With the new ball, and Jayawardene long past his hundred, came a brace of misses by Panesar as first, on 147, the batsman hooked Anderson's bouncer and – let's be charitable – Panesar, at long leg, did not sight it properly in a low sun. Then five runs later the same fielder, at mid-on now, had too much time to reflect on his miss as a mighty swirler, from Broad, went towering towards him. If the first miss was unfortunate, the second, predicated on that, possessed an inevitability that meant it was watched through the fingers as if a horror movie. For Panesar, it was.
That last session, in which Sri Lanka managed 121 runs in 29 overs, of which Jayawardene scored 78, undid the grand work that England had managed until then. Before play Samit Patel was presented with his cap, and he was to make his mark with two wickets in three balls, albeit that there were more than 30 intervening overs between them. The seamers, Anderson and Broad, were wonderful with the new ball first thing, able to exploit the swing, some residual moisture in the pitch, and a hangover from the Asia Cup from which the Sri Lankans have only just returned. Lahiru Thirimanne was taken at second slip, Sangakkara edged a similar delivery to the keeper and when Tillakaratne Dilshan was caught at first slip, Sri Lanka were 15 for three and in trouble.
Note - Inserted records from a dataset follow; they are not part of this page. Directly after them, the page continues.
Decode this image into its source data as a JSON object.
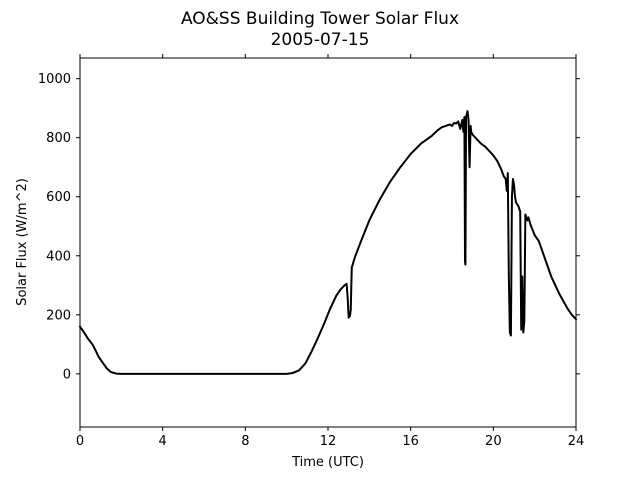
{
  "chart_data": {
    "type": "line",
    "title": "AO&SS Building Tower Solar Flux",
    "subtitle": "2005-07-15",
    "xlabel": "Time (UTC)",
    "ylabel": "Solar Flux (W/m^2)",
    "xlim": [
      0,
      24
    ],
    "ylim": [
      -180,
      1070
    ],
    "xticks": [
      0,
      4,
      8,
      12,
      16,
      20,
      24
    ],
    "yticks": [
      0,
      200,
      400,
      600,
      800,
      1000
    ],
    "grid": false,
    "legend": "none",
    "colors": {
      "line": "#000000"
    },
    "series": [
      {
        "x": [
          0,
          0.2,
          0.4,
          0.6,
          0.75,
          0.9,
          1.1,
          1.3,
          1.5,
          1.75,
          2.0,
          2.5,
          3,
          4,
          5,
          6,
          7,
          8,
          9,
          10,
          10.3,
          10.6,
          10.9,
          11.2,
          11.5,
          11.8,
          12.1,
          12.4,
          12.6,
          12.8,
          12.9,
          12.95,
          13.0,
          13.03,
          13.06,
          13.1,
          13.15,
          13.3,
          13.6,
          14.0,
          14.5,
          15.0,
          15.5,
          16.0,
          16.5,
          17.0,
          17.3,
          17.5,
          17.7,
          17.9,
          18.0,
          18.1,
          18.2,
          18.3,
          18.4,
          18.5,
          18.55,
          18.6,
          18.63,
          18.65,
          18.68,
          18.72,
          18.75,
          18.8,
          18.85,
          18.9,
          18.93,
          18.96,
          19.0,
          19.2,
          19.4,
          19.6,
          19.8,
          20.0,
          20.2,
          20.4,
          20.5,
          20.6,
          20.65,
          20.7,
          20.75,
          20.8,
          20.85,
          20.9,
          20.95,
          21.0,
          21.05,
          21.1,
          21.2,
          21.3,
          21.35,
          21.4,
          21.45,
          21.5,
          21.55,
          21.6,
          21.65,
          21.7,
          21.8,
          22.0,
          22.2,
          22.4,
          22.6,
          22.8,
          23.0,
          23.2,
          23.4,
          23.6,
          23.8,
          24.0
        ],
        "y": [
          160,
          140,
          118,
          100,
          80,
          58,
          38,
          18,
          6,
          1,
          0,
          0,
          0,
          0,
          0,
          0,
          0,
          0,
          0,
          0,
          3,
          12,
          35,
          75,
          120,
          168,
          220,
          265,
          285,
          300,
          305,
          260,
          190,
          210,
          195,
          215,
          360,
          395,
          450,
          520,
          590,
          650,
          700,
          745,
          780,
          805,
          825,
          835,
          840,
          845,
          840,
          850,
          848,
          855,
          830,
          860,
          820,
          870,
          380,
          370,
          870,
          880,
          890,
          860,
          700,
          840,
          820,
          815,
          810,
          795,
          780,
          770,
          755,
          740,
          720,
          690,
          670,
          660,
          620,
          680,
          330,
          140,
          130,
          600,
          660,
          640,
          600,
          580,
          570,
          550,
          150,
          330,
          140,
          180,
          540,
          530,
          520,
          530,
          505,
          470,
          450,
          410,
          370,
          330,
          300,
          270,
          245,
          220,
          200,
          185
        ]
      }
    ]
  }
}
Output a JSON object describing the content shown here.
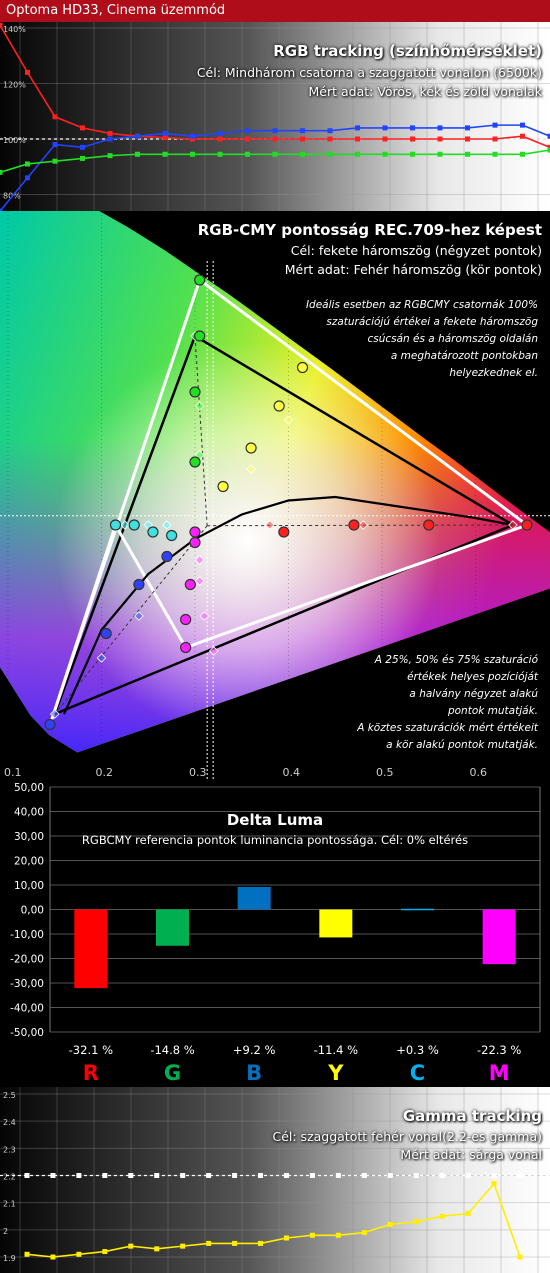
{
  "header": {
    "title": "Optoma HD33, Cinema üzemmód"
  },
  "rgb_tracking": {
    "title": "RGB tracking (színhőmérséklet)",
    "line1": "Cél: Mindhárom csatorna a szaggatott vonalon (6500k)",
    "line2": "Mért adat: Vörös, kék és zöld vonalak"
  },
  "cie": {
    "title": "RGB-CMY pontosság REC.709-hez képest",
    "line1": "Cél: fekete háromszög (négyzet pontok)",
    "line2": "Mért adat: Fehér háromszög (kör pontok)",
    "note1": [
      "Ideális esetben az RGBCMY csatornák 100%",
      "szaturációjú értékei a fekete háromszög",
      "csúcsán  és a háromszög oldalán",
      "a meghatározott pontokban",
      "helyezkednek el."
    ],
    "note2": [
      "A 25%, 50% és 75% szaturáció",
      "értékek helyes pozícióját",
      "a halvány négyzet alakú",
      "pontok mutatják.",
      "A köztes szaturációk mért értékeit",
      "a kör alakú pontok mutatják."
    ]
  },
  "luma": {
    "title": "Delta Luma",
    "subtitle": "RGBCMY referencia pontok luminancia pontossága. Cél: 0% eltérés"
  },
  "gamma": {
    "title": "Gamma tracking",
    "line1": "Cél: szaggatott fehér vonal(2.2-es gamma)",
    "line2": "Mért adat: sárga vonal"
  },
  "chart_data": [
    {
      "type": "line",
      "title": "RGB tracking (színhőmérséklet)",
      "ytick_labels": [
        "140%",
        "120%",
        "100%",
        "80%"
      ],
      "target": 100,
      "x": [
        0,
        1,
        2,
        3,
        4,
        5,
        6,
        7,
        8,
        9,
        10,
        11,
        12,
        13,
        14,
        15,
        16,
        17,
        18,
        19,
        20
      ],
      "series": [
        {
          "name": "Vörös",
          "color": "#ff2020",
          "values": [
            141,
            124,
            108,
            104,
            102,
            101,
            100.5,
            100,
            100,
            100,
            100,
            100,
            100,
            100,
            100,
            100,
            100,
            100,
            100,
            101,
            97
          ]
        },
        {
          "name": "Kék",
          "color": "#2244ff",
          "values": [
            74,
            86,
            98,
            97,
            100,
            101,
            102,
            101,
            102,
            103,
            103,
            103,
            103,
            104,
            104,
            104,
            104,
            104,
            105,
            105,
            101
          ]
        },
        {
          "name": "Zöld",
          "color": "#22dd22",
          "values": [
            88,
            91,
            92,
            93,
            94,
            94.5,
            94.5,
            94.5,
            94.5,
            94.5,
            94.5,
            94.5,
            94.5,
            94.5,
            94.5,
            94.5,
            94.5,
            94.5,
            94.5,
            94.5,
            96
          ]
        }
      ]
    },
    {
      "type": "scatter",
      "title": "RGB-CMY pontosság REC.709-hez képest",
      "xtick_labels": [
        "0.1",
        "0.2",
        "0.3",
        "0.4",
        "0.5",
        "0.6"
      ],
      "xlim": [
        0.1,
        0.7
      ],
      "ylim": [
        0.0,
        0.85
      ],
      "white_point": [
        0.313,
        0.329
      ],
      "target_triangle": [
        [
          0.64,
          0.33
        ],
        [
          0.3,
          0.6
        ],
        [
          0.15,
          0.06
        ]
      ],
      "measured_triangle": [
        [
          0.655,
          0.33
        ],
        [
          0.305,
          0.68
        ],
        [
          0.145,
          0.045
        ],
        [
          0.215,
          0.33
        ],
        [
          0.29,
          0.155
        ]
      ],
      "measured_points": [
        {
          "color": "#ff2020",
          "points": [
            [
              0.655,
              0.33
            ],
            [
              0.55,
              0.33
            ],
            [
              0.47,
              0.33
            ],
            [
              0.395,
              0.32
            ]
          ]
        },
        {
          "color": "#20e020",
          "points": [
            [
              0.305,
              0.68
            ],
            [
              0.305,
              0.6
            ],
            [
              0.3,
              0.52
            ],
            [
              0.3,
              0.42
            ]
          ]
        },
        {
          "color": "#3040ff",
          "points": [
            [
              0.145,
              0.045
            ],
            [
              0.205,
              0.175
            ],
            [
              0.24,
              0.245
            ],
            [
              0.27,
              0.285
            ]
          ]
        },
        {
          "color": "#ffff40",
          "points": [
            [
              0.415,
              0.555
            ],
            [
              0.39,
              0.5
            ],
            [
              0.36,
              0.44
            ],
            [
              0.33,
              0.385
            ]
          ]
        },
        {
          "color": "#40e0e0",
          "points": [
            [
              0.215,
              0.33
            ],
            [
              0.235,
              0.33
            ],
            [
              0.255,
              0.32
            ],
            [
              0.275,
              0.315
            ]
          ]
        },
        {
          "color": "#ff20ff",
          "points": [
            [
              0.29,
              0.155
            ],
            [
              0.29,
              0.195
            ],
            [
              0.295,
              0.245
            ],
            [
              0.3,
              0.305
            ],
            [
              0.3,
              0.32
            ]
          ]
        }
      ],
      "target_points": [
        {
          "color": "#ff4040",
          "points": [
            [
              0.64,
              0.33
            ],
            [
              0.48,
              0.33
            ],
            [
              0.38,
              0.33
            ]
          ]
        },
        {
          "color": "#40ff40",
          "points": [
            [
              0.3,
              0.6
            ],
            [
              0.305,
              0.5
            ],
            [
              0.305,
              0.43
            ]
          ]
        },
        {
          "color": "#4060ff",
          "points": [
            [
              0.15,
              0.06
            ],
            [
              0.2,
              0.14
            ],
            [
              0.24,
              0.2
            ]
          ]
        },
        {
          "color": "#ffff60",
          "points": [
            [
              0.4,
              0.48
            ],
            [
              0.36,
              0.41
            ]
          ]
        },
        {
          "color": "#60ffff",
          "points": [
            [
              0.225,
              0.33
            ],
            [
              0.25,
              0.33
            ],
            [
              0.27,
              0.33
            ]
          ]
        },
        {
          "color": "#ff60ff",
          "points": [
            [
              0.32,
              0.15
            ],
            [
              0.31,
              0.2
            ],
            [
              0.305,
              0.25
            ],
            [
              0.305,
              0.28
            ]
          ]
        }
      ]
    },
    {
      "type": "bar",
      "title": "Delta Luma",
      "categories": [
        "R",
        "G",
        "B",
        "Y",
        "C",
        "M"
      ],
      "values": [
        -32.1,
        -14.8,
        9.2,
        -11.4,
        0.3,
        -22.3
      ],
      "value_labels": [
        "-32.1 %",
        "-14.8 %",
        "+9.2 %",
        "-11.4 %",
        "+0.3 %",
        "-22.3 %"
      ],
      "colors": [
        "#ff0000",
        "#00b050",
        "#0070c0",
        "#ffff00",
        "#00b0f0",
        "#ff00ff"
      ],
      "ytick_labels": [
        "50,00",
        "40,00",
        "30,00",
        "20,00",
        "10,00",
        "0,00",
        "-10,00",
        "-20,00",
        "-30,00",
        "-40,00",
        "-50,00"
      ],
      "ylim": [
        -50,
        50
      ]
    },
    {
      "type": "line",
      "title": "Gamma tracking",
      "ytick_labels": [
        "2.5",
        "2.4",
        "2.3",
        "2.2",
        "2.1",
        "2",
        "1.9"
      ],
      "ylim": [
        1.88,
        2.52
      ],
      "target": 2.2,
      "x": [
        0,
        1,
        2,
        3,
        4,
        5,
        6,
        7,
        8,
        9,
        10,
        11,
        12,
        13,
        14,
        15,
        16,
        17,
        18,
        19
      ],
      "series": [
        {
          "name": "Gamma",
          "color": "#ffee00",
          "values": [
            1.91,
            1.9,
            1.91,
            1.92,
            1.94,
            1.93,
            1.94,
            1.95,
            1.95,
            1.95,
            1.97,
            1.98,
            1.98,
            1.99,
            2.02,
            2.03,
            2.05,
            2.06,
            2.17,
            1.9
          ]
        }
      ]
    }
  ]
}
From this rubble, Jayawardene first laid the foundations and then built a monument, adding 52 for the fourth wicket with Thilan Samaraweera (unluckily run out as Anderson deflected a straight drive on to the stumps), 61 for the fifth with Chandimal who kitchen-sinked a couple of sixes and a brace of fours before gifting Patel his maiden wicket; and 42 for the sixth with his namesake Prasanna. Throughout, until a weary end, the England seamers were heroic, Anderson, in the process of taking three for 56, equalling the 252 Test wickets of another Lancastrian Brian Statham.
England's spinners had differing fortunes. Panesar, given a containing job, did it with mechanical efficiency, wicketless but bottling up an end, sending down maiden after maiden. Swann though, despite bowling considerably better than his 0 for 92 suggests, was more at the mercy of righthanders intent on getting after him and denting his confidence at this early the series. Patel, it is said, is in the side as much to provide a left-arm bulwark against this, as for his batting.